Le comité d’éthique relevait que « la nature de l’embryon humain et le statut à lui reconnaître font l’objet de débats » depuis des « millénaires » et que les positions vont d’un extrême à l’autre en passant par toutes les nuances du spectre en fonction des convictions philosophiques et religieuses des personnes concernées.
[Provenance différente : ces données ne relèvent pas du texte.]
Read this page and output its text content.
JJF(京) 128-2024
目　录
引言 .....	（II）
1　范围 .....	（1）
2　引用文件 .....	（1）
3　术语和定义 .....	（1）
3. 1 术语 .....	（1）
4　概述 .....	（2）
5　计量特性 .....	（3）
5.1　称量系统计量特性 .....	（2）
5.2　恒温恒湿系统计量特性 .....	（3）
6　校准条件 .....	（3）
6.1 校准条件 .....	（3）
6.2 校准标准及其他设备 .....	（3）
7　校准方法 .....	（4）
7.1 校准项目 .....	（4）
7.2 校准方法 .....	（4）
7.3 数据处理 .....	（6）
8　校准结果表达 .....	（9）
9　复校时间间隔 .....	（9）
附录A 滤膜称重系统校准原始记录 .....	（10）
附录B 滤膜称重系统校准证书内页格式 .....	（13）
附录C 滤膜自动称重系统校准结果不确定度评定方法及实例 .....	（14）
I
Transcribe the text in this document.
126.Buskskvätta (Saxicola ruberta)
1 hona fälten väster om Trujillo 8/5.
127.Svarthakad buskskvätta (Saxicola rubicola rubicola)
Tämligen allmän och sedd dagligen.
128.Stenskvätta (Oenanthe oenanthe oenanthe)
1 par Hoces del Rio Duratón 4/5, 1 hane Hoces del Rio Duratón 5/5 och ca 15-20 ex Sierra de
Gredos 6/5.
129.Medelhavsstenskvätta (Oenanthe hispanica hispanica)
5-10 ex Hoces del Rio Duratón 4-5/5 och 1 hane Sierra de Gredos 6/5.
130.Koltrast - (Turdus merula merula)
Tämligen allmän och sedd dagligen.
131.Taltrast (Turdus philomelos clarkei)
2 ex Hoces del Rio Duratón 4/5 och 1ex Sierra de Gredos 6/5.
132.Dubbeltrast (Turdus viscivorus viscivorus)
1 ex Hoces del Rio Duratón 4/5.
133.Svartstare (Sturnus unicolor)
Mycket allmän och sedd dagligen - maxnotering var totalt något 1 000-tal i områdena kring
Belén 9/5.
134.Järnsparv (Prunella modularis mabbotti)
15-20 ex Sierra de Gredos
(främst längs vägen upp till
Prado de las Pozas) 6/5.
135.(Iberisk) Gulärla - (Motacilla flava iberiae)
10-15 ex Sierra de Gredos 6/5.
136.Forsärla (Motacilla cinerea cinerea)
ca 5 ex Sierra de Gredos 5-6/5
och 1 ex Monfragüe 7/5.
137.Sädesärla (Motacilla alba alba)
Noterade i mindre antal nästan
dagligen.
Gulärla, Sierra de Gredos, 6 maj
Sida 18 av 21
À une extrémité du spectre, il s’agit d’un simple « matériel biologique », à l’autre, d’une personne « potentielle ou réelle ».

Avortement tardif

Un statut juridique particulier

Le comité d’éthique soulignait que le Code criminel canadien ne limite pas l’avortement, qui est permis « indépendamment du stade du développement du fœtus », et que la Cour suprême a confirmé cette interprétation en « niant toute personnalité intra-utérine » au fœtus dans une décision rendue en 1997. Les auteurs indiquaient par ailleurs que plusieurs pays limitent le délai légal de l’avortement, qui varie « considérablement » d’un État à l’autre.

Avortement tardif

Une approche limitative

Le comité, dans ses recommandations, concluait que l’interruption volontaire de grossesse au troisième trimestre était éthiquement « acceptable » lorsqu’il existe « une forte probabilité que l’enfant à naître soit atteint d’une anomalie fœtale grave reconnue comme incurable au moment du diagnostic ». Les auteurs relevaient du même coup que la décision de la femme ou du couple devait être « libre, éclairée et soutenue » et évoquaient la nécessité d’« humaniser la fin de vie » en cas d’avortement, notamment en s’assurant d’« éviter toute souffrance au fœtus ».